Still in Cinemas- Evil Dead (2013): Review by William McClean

Evil Dead (2013) (**)

Directed by Fede Alvarez

Certificate: 18

Running time: 92 minutes

Starring – Jane Levy, Jessica Lucas, Shiloh Fernandez and Lou Taylor Pucci

(Movie House City Side 14/05/2013)

 

MOVIE producers should be careful what they put on their movie posters, with the tagline for this movie proclaiming it to be ‘the most terrifying film you will ever experience’, it’s surprising that no one has tried to sue those involved for false advertising such a proclamation, because this reimagining of Sam Raimi’s 1981 original just isn’t that scary. It relies heavily upon blood and gore for shock tactics, at the expense of any genuine scares.

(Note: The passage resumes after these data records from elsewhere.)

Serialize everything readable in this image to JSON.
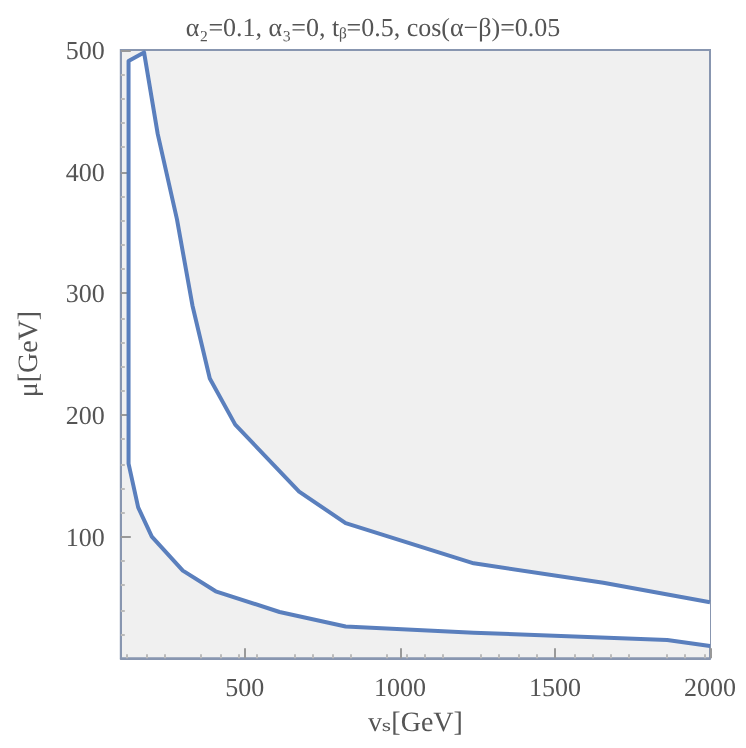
{
  "chart_data": {
    "type": "line",
    "title": "α₂=0.1, α₃=0, tᵦ=0.5, cos(α−β)=0.05",
    "xlabel": "vₛ[GeV]",
    "ylabel": "μ[GeV]",
    "xlim": [
      100,
      2000
    ],
    "ylim": [
      0,
      500
    ],
    "xticks": [
      500,
      1000,
      1500,
      2000
    ],
    "yticks": [
      100,
      200,
      300,
      400,
      500
    ],
    "grid": false,
    "marker": "none",
    "line_style": "solid",
    "series": [
      {
        "color": "#5a7fbd",
        "x": [
          2000,
          1862,
          1238,
          825,
          612,
          406,
          300,
          200,
          156,
          125,
          125,
          125,
          175,
          219,
          281,
          331,
          387,
          469,
          675,
          825,
          1238,
          1656,
          2000
        ],
        "values": [
          10,
          15,
          21,
          26,
          38,
          55,
          72,
          100,
          124,
          160,
          300,
          491,
          498,
          431,
          361,
          290,
          230,
          192,
          137,
          111,
          78,
          62,
          46
        ]
      }
    ]
  }
}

Directed by Uruguayan filmmaker Fede Alvarez, who makes his feature debut with this project. Alvarez has made an array of talented short films, he was a somewhat surprising choice to direct this reboot, but at least the original director Sam Raimi remains on-board in a producing capacity. He’s joined by Rodger Tapert and Bruce Campbell all of whom financed the original feature, but viewers will be saddened that Campbell’s iconic chin is nowhere to be seen, with a new younger cast picking up the mantle.

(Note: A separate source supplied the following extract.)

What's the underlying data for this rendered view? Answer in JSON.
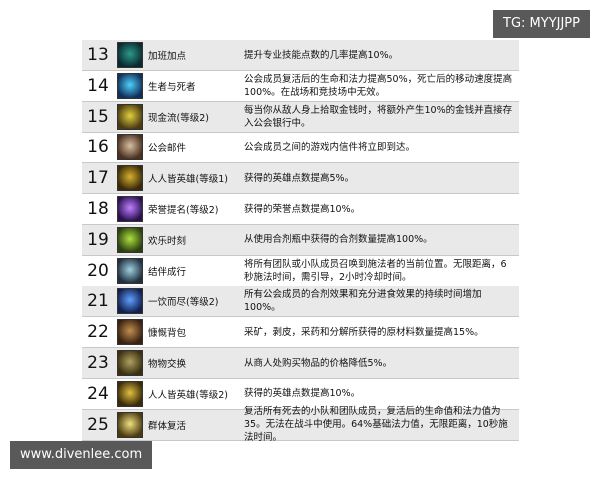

When five friends travel to a remote cabin in the woods in an attempt to help their friend Mia (Jane Levy) beat her ongoing drug addiction and rekindle her broken relationship with her brother David (Shiloh Fernandez). But when the group discover a mysterious book bound in human flesh and wrapped in barbed wire, as they foolishly read the book’s incantations they unwittingly unleash an evil demonic presence that one by one attempts to possess there very souls.

As all hell is released upon the group, the film slowly becomes a continuous array of gory set-piece after another, some of which are truly shocking. But it felt more like the director was purposely trying to disgust viewers rather than attempting to scare them. It’s commendable that the filmmakers have attempted to do everything with practical effects rather than using digital CGI trickery, but the film’s main problem is that everything is taken far too seriously and lacks the dark twisted sense of humour of the original.

The 1981 version of Evil Dead earned cult status when it was placed on the video nasties list in the 1980’s. Famously it was labelled as ‘the number one nasty’ by Mary Whitehouse, but despite its excessive violence and gore there was a wonderful undertone of dark twisted humour running throughout the feature. Raimi famously described the film as being like the Three Stooges with blood and guts stepping in for custard pies. Sadly that sense of humour has been stripped away from this remake and the final result feels like an Evil Dead for the torture porn generation.

The film’s ending is silly and needlessly over the top, with its climax playing out as a metaphor for Maya’s attempt to beat her drug addiction. But it’s all too stuffy in comparison to the wonderfully uncontrolled lunacy of the original.

Fans of the original will more than likely turn their nose up at this attempted remake, after-all Raimi himself already remade the feature in all but name in 1987 with the Evil Dead II and that attempt was a much more enjoyable watch than this. For those who have never watched the 1981 version, I’d recommend sitting down to watch it instead, to see what an inventive little horror gem it was in comparison to this. When the film’s best moment is a great post-credits cameo it says it all really.